Contrariando as políticas públicas mais recentes e a opinião de muitos especialistas , o governo de Jair Bolsonaro decidiu dar ênfase à internação como forma de tratar a dependência química e, agora, está prestes a autorizá-la mesmo em casos em que não há o consentimento dos pacientes.
Um projeto de lei aprovado no Senado há dez dias, que aguarda apenas a sanção presidencial, estabelece a internação involuntária de dependentes químicos — a partir do pedido de um familiar, responsável legal ou até de um servidor público da área de saúde — e abre margem, por exemplo, para que populações de rua das chamadas Cracolândias sejam recolhidas e encaminhadas para leitos hospitalares.
O texto altera a Lei de Drogas , de 2006, e outras 12 normas sobre o assunto. A aprovação do Senado ao projeto — apresentado nos idos de 2013 pelo então deputado e hoje ministro da Cidadania, Osmar Terra — acendeu o alerta de especialistas e órgãos ligados à saúde e aos direitos humanos.
O Centro Brasileiro de Estudos sobre Saúde (Cebes) lançou nota pública na qual afirma ver “graves retrocessos nas políticas de drogas”. O comunicado crítico foi endossado por mais de 70 entidades, como o Conselho Federal de Psicologia (CFP) e a Comissão de Direitos Humanos da Ordem dos Advogados do Brasil .

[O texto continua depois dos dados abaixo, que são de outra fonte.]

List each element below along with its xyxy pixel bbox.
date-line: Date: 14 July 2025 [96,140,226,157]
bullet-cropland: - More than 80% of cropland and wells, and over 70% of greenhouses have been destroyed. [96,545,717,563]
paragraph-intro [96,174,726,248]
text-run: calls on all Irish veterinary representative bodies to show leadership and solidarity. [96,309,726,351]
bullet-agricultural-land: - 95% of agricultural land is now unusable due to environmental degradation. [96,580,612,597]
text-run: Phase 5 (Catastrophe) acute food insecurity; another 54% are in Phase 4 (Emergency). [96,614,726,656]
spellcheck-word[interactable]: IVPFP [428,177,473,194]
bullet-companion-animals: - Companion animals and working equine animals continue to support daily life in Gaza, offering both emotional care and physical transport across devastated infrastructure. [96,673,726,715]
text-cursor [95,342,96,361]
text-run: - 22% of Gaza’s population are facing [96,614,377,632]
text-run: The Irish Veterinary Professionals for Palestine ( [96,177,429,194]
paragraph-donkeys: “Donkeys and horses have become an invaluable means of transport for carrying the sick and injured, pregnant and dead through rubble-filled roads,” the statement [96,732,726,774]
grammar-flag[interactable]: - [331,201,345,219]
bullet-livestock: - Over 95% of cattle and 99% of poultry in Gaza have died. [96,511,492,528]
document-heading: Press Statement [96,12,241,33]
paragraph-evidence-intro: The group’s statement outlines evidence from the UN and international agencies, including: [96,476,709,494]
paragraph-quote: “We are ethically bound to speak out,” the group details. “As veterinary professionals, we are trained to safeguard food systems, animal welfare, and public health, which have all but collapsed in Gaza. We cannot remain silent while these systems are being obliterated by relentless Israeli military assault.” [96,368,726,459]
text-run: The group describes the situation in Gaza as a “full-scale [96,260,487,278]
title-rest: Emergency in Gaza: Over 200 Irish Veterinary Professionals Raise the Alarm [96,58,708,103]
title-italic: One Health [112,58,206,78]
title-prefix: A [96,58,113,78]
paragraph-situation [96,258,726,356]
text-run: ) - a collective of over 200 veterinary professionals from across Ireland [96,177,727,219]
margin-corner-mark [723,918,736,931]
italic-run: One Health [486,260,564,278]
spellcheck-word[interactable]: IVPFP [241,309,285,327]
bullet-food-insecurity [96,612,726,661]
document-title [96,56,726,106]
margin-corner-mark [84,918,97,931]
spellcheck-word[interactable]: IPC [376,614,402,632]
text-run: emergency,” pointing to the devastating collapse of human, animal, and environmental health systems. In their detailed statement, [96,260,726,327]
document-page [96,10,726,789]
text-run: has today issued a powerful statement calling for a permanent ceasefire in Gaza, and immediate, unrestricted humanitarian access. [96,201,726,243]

A internação involuntária não é novidade na legislação brasileira — estava prevista na chamada Lei da Reforma Psiquiátrica, de 2011. A diferença é que o projeto de Osmar Terra inclui a medida no âmbito da Lei de Drogas, autorizando sua solicitação inclusive por servidores públicos, embora um laudo médico deva sempre embasar a demanda.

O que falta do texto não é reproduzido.